구조체의 끝을 특정 형의 정렬 요구 사항에 맞추려면, 반복 횟수가 0인 해당 형의 코드로 포맷을 끝내십시오. 예를 참조하십시오.

포맷 문자¶

포맷 문자는 다음과 같은 의미가 있습니다; C와 파이썬 값 사이의 변환은 형을 주면 분명해야 합니다. ‘표준 크기’ 열은 표준 크기를 사용할 때 패킹 된 값의 크기를 바이트 단위로 나타냅니다; 즉, 포맷 문자열이 '<', '>', '!' 또는 '=' 중 하나로 시작하는 경우입니다. 네이티브 크기를 사용할 때, 패킹 된 값의 크기는 플랫폼에 따라 다릅니다.

포맷	C형	파이썬 형	표준 크기	노트
`x`	패드 바이트	값이 없습니다		(7)
`c`	char	길이가 1인 bytes	1
`b`	signed char	int	1	(2)
`B`	unsigned char	int	1	(2)
`?`	_Bool	bool	1	(1)
`h`	short	int	2	(2)
`H`	unsigned short	int	2	(2)
`i`	int	int	4	(2)
`I`	unsigned int	int	4	(2)
`l`	long	int	4	(2)
`L`	unsigned long	int	4	(2)
`q`	long long	int	8	(2)
`Q`	unsigned long long	int	8	(2)
`n`	`ssize_t`	int		(2), (3)
`N`	`size_t`	int		(2), (3)
`e`	_Float16	float	2	(4), (6)
`f`	float	float	4	(4)
`d`	double	float	8	(4)
`F`	float complex	complex	8	(10)
`D`	double complex	complex	16	(10)
`s`	char[]	bytes		(9)
`p`	char[]	bytes		(8)
`P`	void*	int		(2), (5)

버전 3.3에서 변경: 'n'과 'N' 포맷에 대한 지원이 추가되었습니다.

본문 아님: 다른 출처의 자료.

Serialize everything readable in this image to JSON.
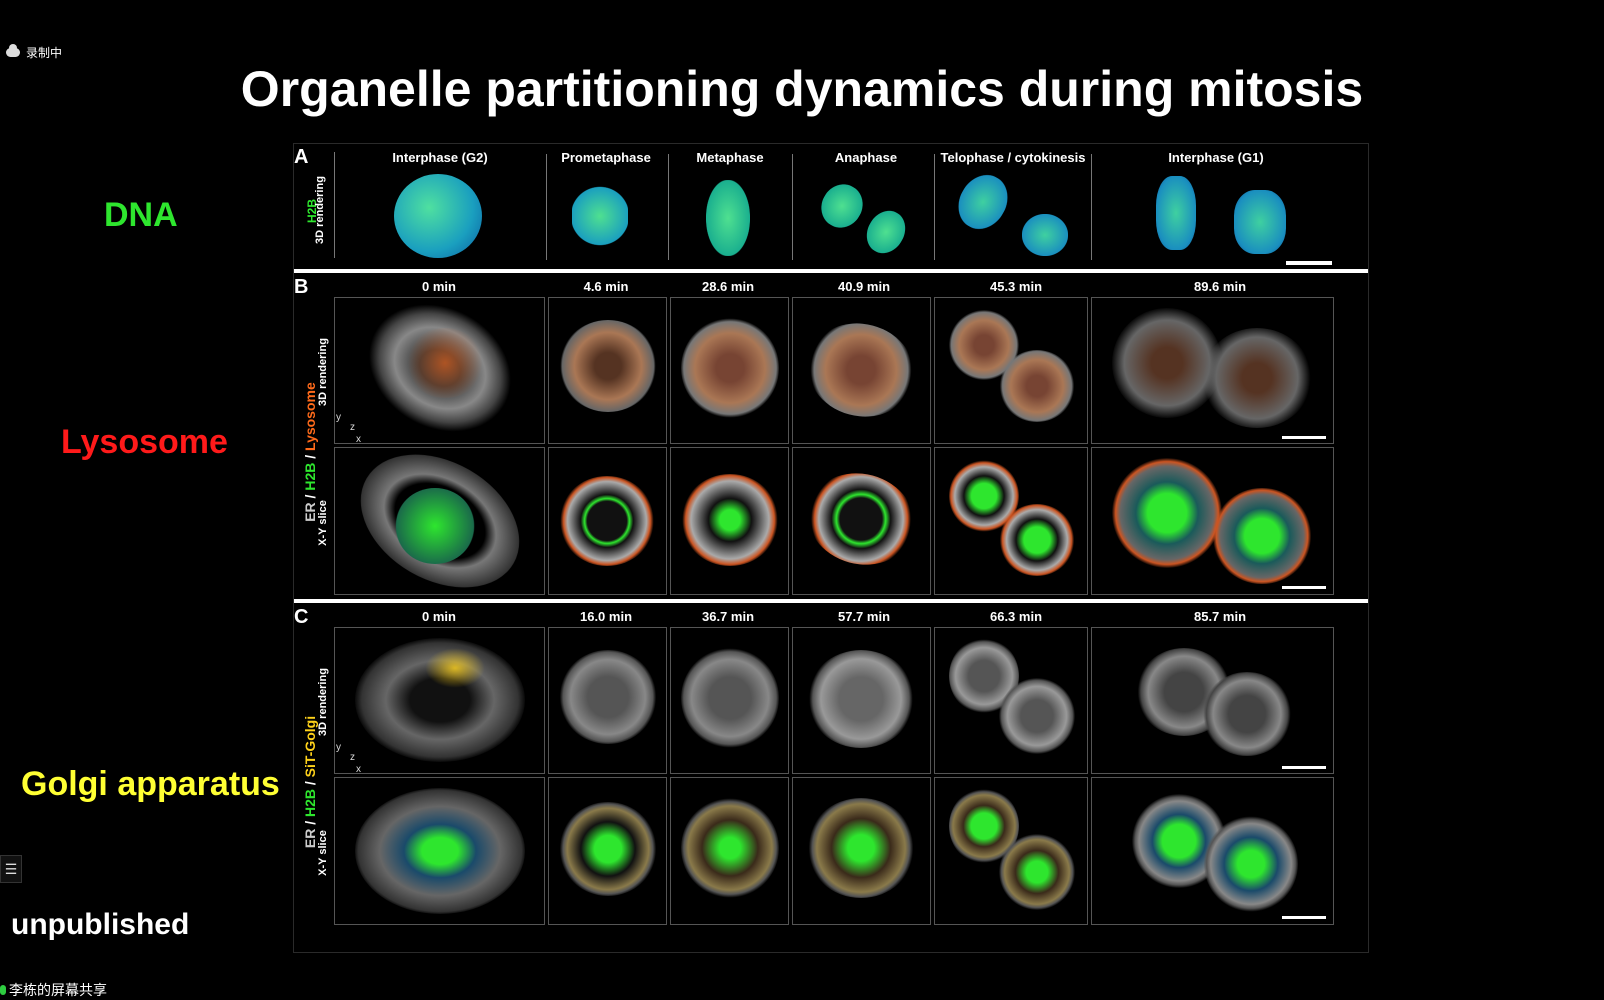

버전 3.6에서 변경: 'e' 포맷에 대한 지원이 추가되었습니다.

버전 3.14에서 변경: Added support for the 'F' and 'D' formats.

The array and ctypes modules, as well as third-party modules like numpy, use similar – but slightly different – type codes.

노트:

'?' 변환 코드는 C99 이후의 C 표준이 정의한 _Bool 형에 해당합니다. 표준 모드에서는, 1바이트로 표현됩니다.
정수 변환 코드 중 하나를 사용하여 정수가 아닌 값을 패킹하려고 할 때, 정수가 아닌 값에 __index__() 메서드가 있으면 패킹 전에 해당 메서드가 호출되어 인자를 정수로 변환합니다.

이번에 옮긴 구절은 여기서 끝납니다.